By Charles Dhewa
The rate at which food systems is becoming a buzzword suggests the world has quietly shifted from a farming systems approach to a food systems approach for good reasons. A food systems approach looks at the entire ecology through which food is produced, consumed, lost, value added as well as roles of different intermediaries who are often not mentioned in a farming systems perspective.
Due to COVID19, in 2020 the depth of consensus around food systems has been fuelled by virtual conferences happening almost at the same time. While it has become accepted tradition for October 16th every year to be set aside as World Food Day, it seems there is some quiet agreement that food is too fundamental for only one day to be set aside especially given the transition to food systems.
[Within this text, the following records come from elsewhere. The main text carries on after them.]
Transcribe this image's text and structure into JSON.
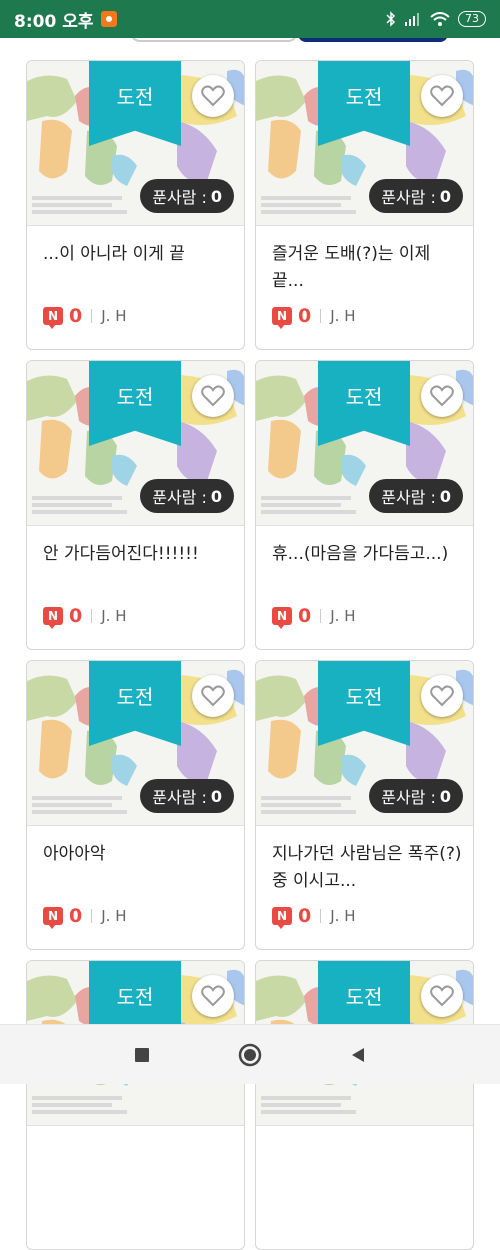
{
  "status": {
    "time": "8:00 오후",
    "battery": "73"
  },
  "cards": [
    {
      "ribbon": "도전",
      "count_label": "푼사람 :",
      "count": "0",
      "title": "...이 아니라 이게 끝",
      "badge": "N",
      "views": "0",
      "author": "J. H"
    },
    {
      "ribbon": "도전",
      "count_label": "푼사람 :",
      "count": "0",
      "title": "즐거운 도배(?)는 이제 끝...",
      "badge": "N",
      "views": "0",
      "author": "J. H"
    },
    {
      "ribbon": "도전",
      "count_label": "푼사람 :",
      "count": "0",
      "title": "안 가다듬어진다!!!!!!",
      "badge": "N",
      "views": "0",
      "author": "J. H"
    },
    {
      "ribbon": "도전",
      "count_label": "푼사람 :",
      "count": "0",
      "title": "휴...(마음을 가다듬고...)",
      "badge": "N",
      "views": "0",
      "author": "J. H"
    },
    {
      "ribbon": "도전",
      "count_label": "푼사람 :",
      "count": "0",
      "title": "아아아악",
      "badge": "N",
      "views": "0",
      "author": "J. H"
    },
    {
      "ribbon": "도전",
      "count_label": "푼사람 :",
      "count": "0",
      "title": "지나가던 사람님은 폭주(?)중 이시고...",
      "badge": "N",
      "views": "0",
      "author": "J. H"
    },
    {
      "ribbon": "도전",
      "count_label": "",
      "count": "",
      "title": "",
      "badge": "",
      "views": "",
      "author": ""
    },
    {
      "ribbon": "도전",
      "count_label": "",
      "count": "",
      "title": "",
      "badge": "",
      "views": "",
      "author": ""
    }
  ],
  "icons": {
    "heart": "heart-outline-icon",
    "nav_recents": "square-icon",
    "nav_home": "circle-icon",
    "nav_back": "triangle-back-icon"
  },
  "colors": {
    "status_bar": "#1e7a4e",
    "ribbon": "#18b1c2",
    "badge": "#ea4a44",
    "count_badge": "#2f2f2f"
  }
}
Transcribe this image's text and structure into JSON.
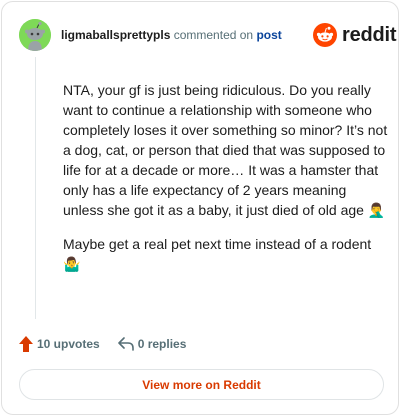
{
  "header": {
    "username": "ligmaballsprettypls",
    "commented_text": "commented on",
    "post_link": "post",
    "brand": "reddit"
  },
  "comment": {
    "paragraphs": [
      "NTA, your gf is just being ridiculous. Do you really want to continue a relationship with someone who completely loses it over something so minor? It’s not a dog, cat, or person that died that was supposed to life for at a decade or more… It was a hamster that only has a life expectancy of 2 years meaning unless she got it as a baby, it just died of old age 🤦‍♂️",
      "Maybe get a real pet next time instead of a rodent 🤷‍♂️"
    ]
  },
  "actions": {
    "upvotes": "10 upvotes",
    "replies": "0 replies"
  },
  "footer": {
    "view_more": "View more on Reddit"
  },
  "icons": {
    "avatar": "snoo-avatar-icon",
    "brand": "reddit-logo-icon",
    "upvote": "upvote-arrow-icon",
    "reply": "reply-arrow-icon"
  },
  "colors": {
    "brand_orange": "#ff4500",
    "upvote_red": "#d93a00",
    "avatar_green": "#7ed957",
    "link_blue": "#0a449b"
  }
}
Major events on almost the same topic and happening in the same week include:
• The 3rd AFSA Biennial Food Systems Conference and Celebration 27th-29th October, 2020 – https://foodmarkets.afsafrica.org/
• The 31st Regional Conference for Africa hosted by the FAO – a virtual event from 26 to 28 October 2020 – http://event-services.fao.org/events/31st-regional-conference-for-africa-arc31-/event-summary
• Future Hospitality Summit 26 – 27th October gathers the world’s hospitality leaders.
• Ongoing virtual conversation on Future Agricultures: bit.ly/eDialogueLive.
Elevating the role of people-centred markets
Of the above mentioned events and many others that have been happening in solidarity with World Food Day, the AFSA Biennial Food Systems Conference has a deliberate focus on markets. Not just markets in general but markets that can support agro-ecologically-conscious food systems badly needed by the whole world going forward. The event hopes to build a very strong case for using people-centred markets to promote agro-ecology as well as build nutrition baskets at community, national, regional and global levels.
Over the past few years, eMKambo has religiously assessed and tracked local food supply corridors in a number of African countries. Such efforts have shown the extent to which mass markets are major centres of convergence for food commodities from diverse production zones including other countries. By sorting food for different consumers and income levels, these markets also sort nutrition elements for diverse consumers. It is only in mass markets where more than 80 – 100 commodities can be found in one place, making it possible to arrange proteins on their side, starch on one side, micronutrient-bearing food on their side and many other nutrition elements. Such an arrangement may not happen in one production area which may only produce a few particular commodities.
The role of mass markets in mobilizing food from different production zones and distributing to different areas where food is needed is usually under-estimated. It is from mass markets, not supermarkets, that the lowest cost and affordable nutritious meals can be designed. Supermarkets cannot do so because more than 80% of their commodities are already processed consumer-packaged goods and not as fresh and diverse as mass markets. To the extent it is unsustainable to build food and nutrition strategies from the top down, eMKambo is convinced, a regional food and nutrition strategy should be built from the grassroots so that communities inform countries to adequately inform the regional strategy.
Opportunities for leveraging e-commerce
As eMKambo advocates for the whole month of October to be considered food systems month every year, some of the key questions for interrogation this month-long visionary conversation include: How can low income and food insecure countries harness e-commerce to advance agro-ecology and nutrition? While social media is part of e-commerce, in most cases social media is used to market food on the basis of price and not on the basis of nutrition content. Every advertisement flighted focuses on how cheap a particular food commodity is not how nutritious it is. That has to change.